The cheilectomy procedure encompasses a remodeling of the articular osteophytes associated to a dorsal osteotomy of the first metatarsal and proximal phalanx [10]. This surgical movement is essentially utilized to treat lower grades of first metatarsophalangeal joint osteoarthritis, in which both the articular space and cartilage are relatively preserved [34]. The surgery formally aims to improve the amount of first metatarsophalangeal joint dorsiflexion that has been limited by the presence of osteophytes, and to also reduce the apparent residual first metatarsophalangeal joint pain [10]. First metatarsal osteotomies are frequently performed to structurally decompress the first metatarsophalangeal joint, in an effort to achieve an overall lowering positioning of the first metatarsal head [10]. The two procedures listed above may be classified as ‘joint salvage’ maneuvers, as they each attempt to restore functional capability with minor articular intrusion to the first metatarsophalangeal joint itself [27]. It must be recognized that both of these joint-preserving procedures are only of effective value, where there is apparent absence of severe degenerative articular change [27]. Surgical attempts to restore available joint movement and maintain articular joint surfaces amidst the presence of significant degenerative osteoarthritis or severe cartilage loss, usually results in exaggerated ongoing symptoms for the patient [27].

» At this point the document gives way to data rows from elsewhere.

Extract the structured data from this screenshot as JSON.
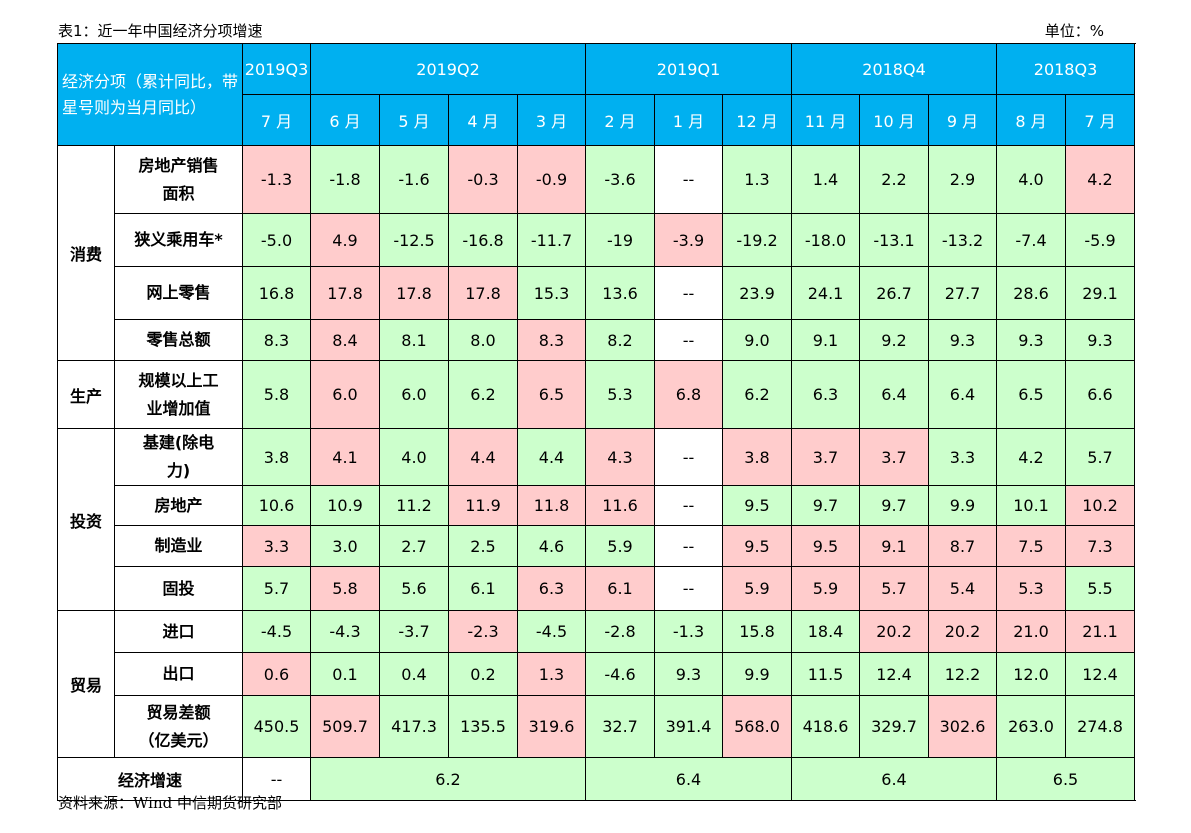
{
  "caption": "表1：近一年中国经济分项增速",
  "unit": "单位：%",
  "source": "资料来源：Wind  中信期货研究部",
  "header": {
    "corner": "经济分项（累计同比，带星号则为当月同比）",
    "quarters": [
      "2019Q3",
      "2019Q2",
      "2019Q1",
      "2018Q4",
      "2018Q3"
    ],
    "months": [
      "7 月",
      "6 月",
      "5 月",
      "4 月",
      "3 月",
      "2 月",
      "1 月",
      "12 月",
      "11 月",
      "10 月",
      "9 月",
      "8 月",
      "7 月"
    ]
  },
  "groups": [
    {
      "name": "消费",
      "rows": [
        {
          "label": "房地产销售面积",
          "values": [
            "-1.3",
            "-1.8",
            "-1.6",
            "-0.3",
            "-0.9",
            "-3.6",
            "--",
            "1.3",
            "1.4",
            "2.2",
            "2.9",
            "4.0",
            "4.2"
          ],
          "colors": [
            "r",
            "g",
            "g",
            "r",
            "r",
            "g",
            "w",
            "g",
            "g",
            "g",
            "g",
            "g",
            "r"
          ]
        },
        {
          "label": "狭义乘用车*",
          "values": [
            "-5.0",
            "4.9",
            "-12.5",
            "-16.8",
            "-11.7",
            "-19",
            "-3.9",
            "-19.2",
            "-18.0",
            "-13.1",
            "-13.2",
            "-7.4",
            "-5.9"
          ],
          "colors": [
            "g",
            "r",
            "g",
            "g",
            "g",
            "g",
            "r",
            "g",
            "g",
            "g",
            "g",
            "g",
            "g"
          ]
        },
        {
          "label": "网上零售",
          "values": [
            "16.8",
            "17.8",
            "17.8",
            "17.8",
            "15.3",
            "13.6",
            "--",
            "23.9",
            "24.1",
            "26.7",
            "27.7",
            "28.6",
            "29.1"
          ],
          "colors": [
            "g",
            "r",
            "r",
            "r",
            "g",
            "g",
            "w",
            "g",
            "g",
            "g",
            "g",
            "g",
            "g"
          ]
        },
        {
          "label": "零售总额",
          "values": [
            "8.3",
            "8.4",
            "8.1",
            "8.0",
            "8.3",
            "8.2",
            "--",
            "9.0",
            "9.1",
            "9.2",
            "9.3",
            "9.3",
            "9.3"
          ],
          "colors": [
            "g",
            "r",
            "g",
            "g",
            "r",
            "g",
            "w",
            "g",
            "g",
            "g",
            "g",
            "g",
            "g"
          ]
        }
      ]
    },
    {
      "name": "生产",
      "rows": [
        {
          "label": "规模以上工业增加值",
          "values": [
            "5.8",
            "6.0",
            "6.0",
            "6.2",
            "6.5",
            "5.3",
            "6.8",
            "6.2",
            "6.3",
            "6.4",
            "6.4",
            "6.5",
            "6.6"
          ],
          "colors": [
            "g",
            "r",
            "g",
            "g",
            "r",
            "g",
            "r",
            "g",
            "g",
            "g",
            "g",
            "g",
            "g"
          ]
        }
      ]
    },
    {
      "name": "投资",
      "rows": [
        {
          "label": "基建(除电力)",
          "values": [
            "3.8",
            "4.1",
            "4.0",
            "4.4",
            "4.4",
            "4.3",
            "--",
            "3.8",
            "3.7",
            "3.7",
            "3.3",
            "4.2",
            "5.7"
          ],
          "colors": [
            "g",
            "r",
            "g",
            "r",
            "g",
            "r",
            "w",
            "r",
            "r",
            "r",
            "g",
            "g",
            "g"
          ]
        },
        {
          "label": "房地产",
          "values": [
            "10.6",
            "10.9",
            "11.2",
            "11.9",
            "11.8",
            "11.6",
            "--",
            "9.5",
            "9.7",
            "9.7",
            "9.9",
            "10.1",
            "10.2"
          ],
          "colors": [
            "g",
            "g",
            "g",
            "r",
            "r",
            "r",
            "w",
            "g",
            "g",
            "g",
            "g",
            "g",
            "r"
          ]
        },
        {
          "label": "制造业",
          "values": [
            "3.3",
            "3.0",
            "2.7",
            "2.5",
            "4.6",
            "5.9",
            "--",
            "9.5",
            "9.5",
            "9.1",
            "8.7",
            "7.5",
            "7.3"
          ],
          "colors": [
            "r",
            "g",
            "g",
            "g",
            "g",
            "g",
            "w",
            "r",
            "r",
            "r",
            "r",
            "r",
            "r"
          ]
        },
        {
          "label": "固投",
          "values": [
            "5.7",
            "5.8",
            "5.6",
            "6.1",
            "6.3",
            "6.1",
            "--",
            "5.9",
            "5.9",
            "5.7",
            "5.4",
            "5.3",
            "5.5"
          ],
          "colors": [
            "g",
            "r",
            "g",
            "g",
            "r",
            "r",
            "w",
            "r",
            "r",
            "r",
            "r",
            "r",
            "g"
          ]
        }
      ]
    },
    {
      "name": "贸易",
      "rows": [
        {
          "label": "进口",
          "values": [
            "-4.5",
            "-4.3",
            "-3.7",
            "-2.3",
            "-4.5",
            "-2.8",
            "-1.3",
            "15.8",
            "18.4",
            "20.2",
            "20.2",
            "21.0",
            "21.1"
          ],
          "colors": [
            "g",
            "g",
            "g",
            "r",
            "g",
            "g",
            "g",
            "g",
            "g",
            "r",
            "r",
            "r",
            "r"
          ]
        },
        {
          "label": "出口",
          "values": [
            "0.6",
            "0.1",
            "0.4",
            "0.2",
            "1.3",
            "-4.6",
            "9.3",
            "9.9",
            "11.5",
            "12.4",
            "12.2",
            "12.0",
            "12.4"
          ],
          "colors": [
            "r",
            "g",
            "g",
            "g",
            "r",
            "g",
            "g",
            "g",
            "g",
            "g",
            "g",
            "g",
            "g"
          ]
        },
        {
          "label": "贸易差额（亿美元）",
          "values": [
            "450.5",
            "509.7",
            "417.3",
            "135.5",
            "319.6",
            "32.7",
            "391.4",
            "568.0",
            "418.6",
            "329.7",
            "302.6",
            "263.0",
            "274.8"
          ],
          "colors": [
            "g",
            "r",
            "g",
            "g",
            "r",
            "g",
            "g",
            "r",
            "g",
            "g",
            "r",
            "g",
            "g"
          ]
        }
      ]
    }
  ],
  "gdp": {
    "label": "经济增速",
    "values": [
      "--",
      "6.2",
      "6.4",
      "6.4",
      "6.5"
    ]
  },
  "colors": {
    "header": "#00b0f0",
    "green": "#ccffcc",
    "red": "#ffcccc"
  }
}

The surgical treatment of advanced stage first metatarsophalangeal joint osteoarthritis is complex, secondary to the chronicity of the degenerative disease process [34]. The overall degree of osteophyte formation, prominent loss of joint space, and gross restrictions in joint movement all gradually increase over time, collectively leaving peri-articular soft tissues in a contracted state [34]. In the instance whereby there is marked signs of first metatarsophalangeal joint pain during an entire range of motion assessment, and accompanying radiographic depictions of severe degenerative osseous articular changes, requirements for joint destructive surgery means are specifically considered [27]. The options in this circumstance primarily entail an excisional arthroplasty, interposition arthroplasty, implant arthroplasty or complete arthrodesis [27].

Conclusion

In conclusion, osteoarthritis of the first metatarsophalangeal joint may result in localized articular and referred foot pain, impeded functional limitation capacity and reduced participation in physical activity [4]. It has been acknowledged that there is a vast range of both conservative and surgical treatment options available to the practicing clinician, depending on appropriate patient-specific variables discussed [4]. It is essential that the continuation of research and well-designed studies evaluating the efficacy of current treatment options for first metarsophalangeal joint osteoarthritis be performed [3]. This submission has reviewed and scrutinized the differential diagnoses, predisposing factors, physical examination traits and extended clinical management strategies of the condition.